Hello friends,
I hope you enjoyed the last week of September. Here in London, as the days are quickly getting shorter, I’m reminded that each winter I always get caught out by the impact that reduced daylight has on my energy levels and mood.
If you experience this too then I encourage you to get outside as much as you can during the day and remember that if things tend to seem a little worse during winter, it might just be that you need more light.
In this week’s newsletter I talk about:
a technique I’m using to improve my writing without letting perfectionism get in my way
a new article on the blog about using awe to explore who we are, and
I start to touch on the topic of climate grief, which I’ll be digging into a lot more in the future.
I hope you enjoy and, as ever, please let me know if anything resonates.
Aim for quantity over quality
In this post James Clear describes how a professor split his photography class in two. Half of the students were told that they would be graded solely on the number of photos they took, while the other half would be graded solely on the quality of one photo.
Which group do you think produced higher quality photos at the end of term?
It turns out it was the group that was being graded on quantity of photos, who in theory didn’t need to care about quality at all. They were taking so many photos that they couldn’t help but learn by doing, while the other group took far fewer photos while trying harder to attain perfection.
Quantity is the approach I’ve decided to take towards my writing. I’ve said before that one article and one newsletter per week is very stretching for me, but I’m coming to realise that this says more about my mindset than anything else.
I have perfectionist tendencies, which means I’m prone to overpolishing something beyond the point where it’s valuable to keep polishing. But I realise that I’m so early in my writing journey that taking an extra week or two to make an article ‘perfect’ would detract from the learning I get by publishing something new every week. My skills are not yet developed enough to make any extra time spent polishing worth it.
So for now, quantity is the game, and I’ll trust that my writing will improve on the way.
I invite you to consider how this principle might apply to your life and work. Doing is far more important than thinking about doing.
New article
Exploring who we are through awe. I’m beginning to see how this newsletter is acting like a sandbox for content will later find its way onto my website. This article is a good example of that. Last week I spoke about my experience of awe. This week I expanded on it to explore the value of peak experiences like awe in helping us explore what matters to us.
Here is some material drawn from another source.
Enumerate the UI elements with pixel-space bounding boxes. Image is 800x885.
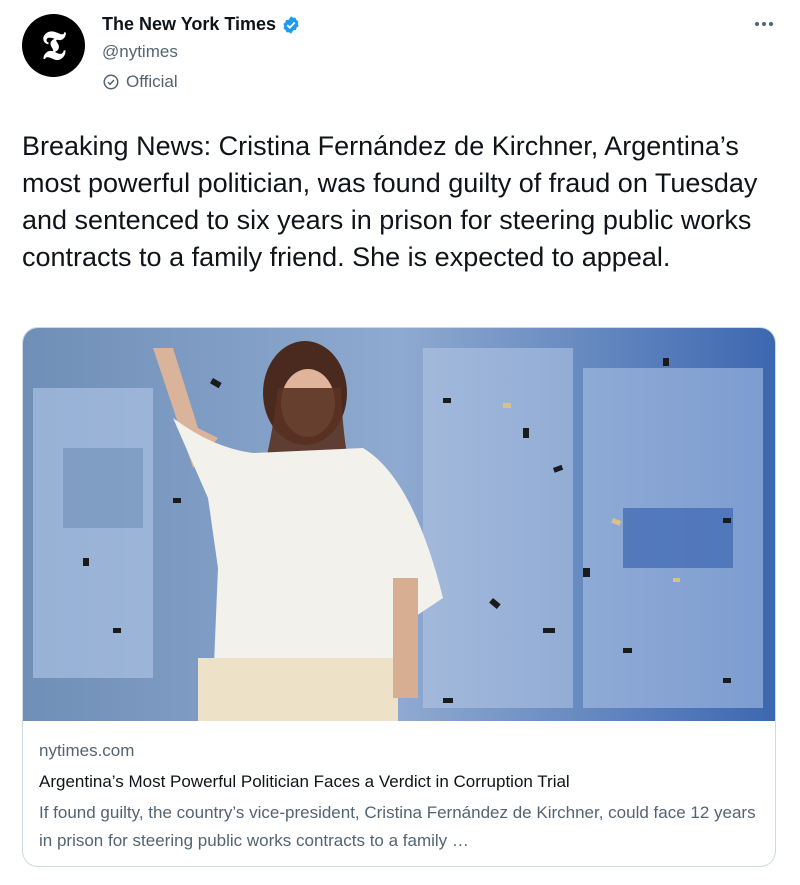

I’m also starting to make connections between disparate subjects like tackling climate change and the exploration of subjective awareness, which is exciting.
I hope you enjoy.
In a brief moment of awe – as the walls between the isolated ‘me in my head' and the ‘universe out there’ come crashing down – it’s all just one thing. I am that. And in that moment the universe is awestruck by its own majesty, seen through my eyes.
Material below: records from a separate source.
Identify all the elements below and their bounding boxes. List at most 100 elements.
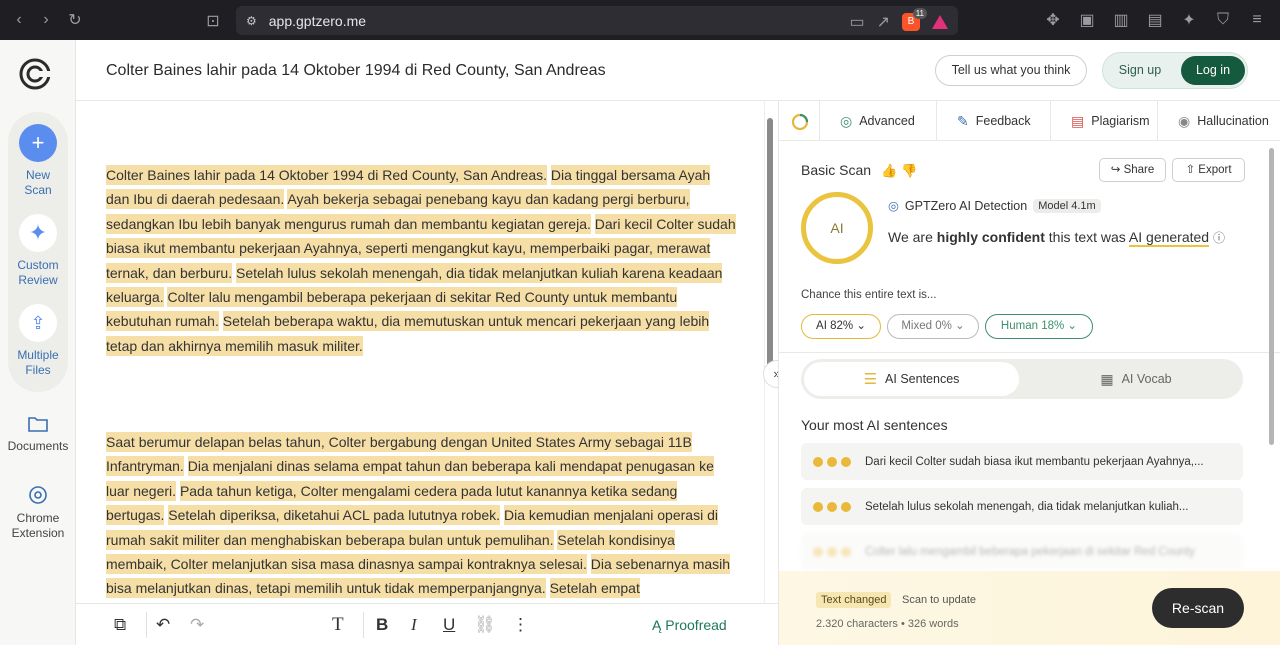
ai-pill-label: AI 82%: [816, 320, 854, 332]
export-button[interactable]: ⇧ Export: [1172, 158, 1245, 182]
sentence[interactable]: Setelah diperiksa, diketahui ACL pada lu…: [168, 505, 501, 526]
leo-icon[interactable]: ✦: [1176, 10, 1202, 30]
basic-scan-label: Basic Scan: [801, 162, 872, 178]
model-badge: Model 4.1m: [1033, 198, 1101, 213]
ai-sentences-toggle[interactable]: ☰ AI Sentences: [804, 362, 1019, 396]
export-icon: ⇧: [1185, 164, 1196, 176]
proofread-button[interactable]: Ą Proofread: [652, 617, 727, 633]
redo-icon[interactable]: ↷: [190, 615, 204, 635]
tab-hallucination[interactable]: ◉ Hallucination: [1157, 101, 1280, 141]
bookmark-icon[interactable]: ⊡: [200, 11, 226, 31]
gptzero-logo[interactable]: [18, 57, 52, 91]
ai-sentence-item[interactable]: Dari kecil Colter sudah biasa ikut memba…: [801, 443, 1243, 480]
text-style-icon[interactable]: T: [332, 614, 344, 636]
scan-progress-icon[interactable]: [791, 113, 809, 131]
basic-scan-title: Basic Scan 👍 👎: [801, 162, 917, 179]
tab-advanced[interactable]: ◎ Advanced: [819, 101, 937, 141]
tell-us-button[interactable]: Tell us what you think: [935, 55, 1087, 86]
chevron-down-icon: ⌄: [955, 320, 965, 332]
copy-icon[interactable]: ⧉: [114, 615, 126, 635]
editor-toolbar: ⧉ ↶ ↷ T B I U ⛓ ⋮ Ą Proofread: [76, 603, 778, 645]
share-label: Share: [1123, 164, 1155, 176]
address-bar[interactable]: ⚙ app.gptzero.me ▭ ↗ B 11: [236, 6, 958, 35]
chance-label: Chance this entire text is...: [801, 289, 937, 301]
ai-sentence-item[interactable]: Setelah lulus sekolah menengah, dia tida…: [801, 488, 1243, 525]
confidence-result: AI generated: [1128, 229, 1210, 247]
target-icon: ◎: [840, 112, 853, 129]
list-icon: ☰: [863, 371, 878, 388]
wallet-icon[interactable]: ▤: [1142, 10, 1168, 30]
more-icon[interactable]: ⋮: [512, 615, 529, 635]
multiple-files-button[interactable]: ⇪ Multiple Files: [0, 304, 76, 378]
tab-feedback[interactable]: ✎ Feedback: [936, 101, 1050, 141]
rescan-button[interactable]: Re-scan: [1152, 588, 1244, 628]
paragraph-1: Colter Baines lahir pada 14 Oktober 1994…: [106, 163, 736, 358]
human-pill[interactable]: Human 18% ⌄: [985, 314, 1093, 339]
reload-icon[interactable]: ↻: [62, 10, 88, 30]
thumbs-down-icon[interactable]: 👎: [901, 163, 917, 178]
pen-icon: ✎: [957, 112, 969, 129]
folder-icon: [28, 417, 48, 432]
confidence-level: highly confident: [936, 229, 1045, 245]
new-scan-label: New Scan: [24, 168, 52, 197]
browser-toolbar: ‹ › ↻ ⊡ ⚙ app.gptzero.me ▭ ↗ B 11 ✥ ▣ ▥ ▤…: [0, 0, 1280, 40]
chrome-extension-button[interactable]: Chrome Extension: [0, 485, 76, 541]
ai-vocab-label: AI Vocab: [1121, 372, 1172, 386]
new-scan-button[interactable]: + New Scan: [0, 124, 76, 198]
severity-dots: [813, 546, 851, 557]
italic-icon[interactable]: I: [411, 615, 417, 635]
signup-button[interactable]: Sign up: [1107, 56, 1173, 85]
text-changed-badge: Text changed: [816, 592, 892, 608]
brave-badge: 11: [912, 8, 927, 19]
extensions-icon[interactable]: ✥: [1040, 10, 1066, 30]
confidence-prefix: We are: [888, 229, 933, 245]
thumbs-up-icon[interactable]: 👍: [881, 163, 897, 178]
info-icon[interactable]: ⓘ: [1213, 231, 1225, 245]
mixed-pill[interactable]: Mixed 0% ⌄: [887, 314, 979, 339]
gptzero-mini-icon: ◎: [888, 199, 899, 213]
underline-icon[interactable]: U: [443, 615, 455, 635]
login-button[interactable]: Log in: [1181, 56, 1245, 85]
share-page-icon[interactable]: ↗: [877, 12, 890, 32]
ai-vocab-toggle[interactable]: ▦ AI Vocab: [1031, 362, 1241, 396]
undo-icon[interactable]: ↶: [156, 615, 170, 635]
sentence[interactable]: Colter Baines lahir pada 14 Oktober 1994…: [106, 165, 548, 185]
ai-sentence-item[interactable]: Colter lalu mengambil beberapa pekerjaan…: [801, 533, 1243, 570]
page-title[interactable]: Colter Baines lahir pada 14 Oktober 1994…: [106, 62, 606, 80]
vpn-icon[interactable]: ⛉: [1210, 11, 1236, 29]
text-editor[interactable]: Colter Baines lahir pada 14 Oktober 1994…: [76, 101, 764, 603]
editor-scroll-thumb[interactable]: [767, 118, 773, 368]
toolbar-divider: [146, 612, 147, 638]
menu-icon[interactable]: ≡: [1244, 11, 1270, 29]
cast-icon[interactable]: ▭: [849, 12, 864, 32]
ai-sentence-text: Setelah lulus sekolah menengah, dia tida…: [865, 500, 1189, 513]
sidebar-toggle-icon[interactable]: ▥: [1108, 10, 1134, 30]
tab-plagiarism[interactable]: ▤ Plagiarism: [1050, 101, 1158, 141]
chrome-icon: [29, 486, 47, 504]
forward-icon[interactable]: ›: [33, 11, 59, 29]
share-button[interactable]: ↪ Share: [1099, 158, 1166, 182]
paragraph-2: Saat berumur delapan belas tahun, Colter…: [106, 430, 736, 601]
ai-pill[interactable]: AI 82% ⌄: [801, 314, 881, 339]
site-settings-icon[interactable]: ⚙: [246, 14, 257, 28]
sentence[interactable]: Setelah empat: [549, 578, 640, 599]
documents-button[interactable]: Documents: [0, 415, 76, 454]
back-icon[interactable]: ‹: [6, 11, 32, 29]
proofread-label: Proofread: [665, 617, 727, 633]
brave-rewards-icon[interactable]: [932, 15, 948, 29]
rescan-card: Text changed Scan to update 2.320 charac…: [779, 571, 1280, 645]
documents-label: Documents: [7, 439, 69, 453]
upload-icon: ⇪: [19, 304, 57, 342]
link-icon[interactable]: ⛓: [474, 615, 496, 635]
document-header: Colter Baines lahir pada 14 Oktober 1994…: [76, 40, 1280, 101]
tab-advanced-label: Advanced: [859, 114, 915, 128]
custom-review-button[interactable]: ✦ Custom Review: [0, 214, 76, 288]
detection-line: ◎ GPTZero AI Detection Model 4.1m: [888, 198, 1101, 213]
panel-divider: [779, 352, 1280, 353]
mixed-pill-label: Mixed 0%: [901, 320, 952, 332]
panel-scroll-thumb[interactable]: [1269, 148, 1274, 445]
export-label: Export: [1198, 164, 1232, 176]
screenshot-icon[interactable]: ▣: [1074, 10, 1100, 30]
bold-icon[interactable]: B: [376, 615, 388, 635]
brave-shield-icon[interactable]: B 11: [902, 8, 927, 31]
That perspective moves me. It guides my belief that advancing human progress across vast timescales is worthwhile. It means we should seek to grow through existential threats like climate change. It means we should one day explore beyond our solar system. And it means we should be curious about the nature of our own subjective awareness. Our continued growth is after all how the universe will get to know itself even better.
Best of the web
I’m becoming increasingly interested in what’s variously known as eco anxiety, climate grief or ‘solastalgia’. It’s the discomfort we feel when confronted with the notion that we’re destroying our environment.
I came across an essay called what is climate grief? It’s a great discussion of this concept and explores the ways we manage it under different models of grieving. It’s well worth a read if you’re interested in how we respond to issues of such magnitude as the climate crisis.
Grief is a form of love: we grieve the loss of what made us feel most deeply connected. With climate grief, it may be loss of the dream of a future for your grandchildren free of the challenges that are currently emerging.
The widespread denial of climate change losses prevents our emotional pain from being socially acknowledged and validated. Those touched by this grief may be viewed as overly sensitive, as exaggerating the issue, or even as emotionally unbalanced.
Media of the week
The last couple of weeks have seen millions join climate protests around the world, inspired by Greta Thunberg’s school strike for the climate. I think this mobilisation of people, particularly of younger people, shows the value that anger plays as part of climate grief.
Young people traditionally have very little power to influence change, but boy are they angry. They’re angry that the world they’re going to inherit is committed, in the best case scenario, to two feet of sea level rise by 2100, according to the latest report from the Intergovernmental Panel on Climate Change.
Put in more human language, that means that within 80 years every beach you have ever visited will be underwater, along with vital coastal ecosystems and many major cities.
I sincerely hope that this anger will translate into meaningful action from businesses, governments and individuals alike.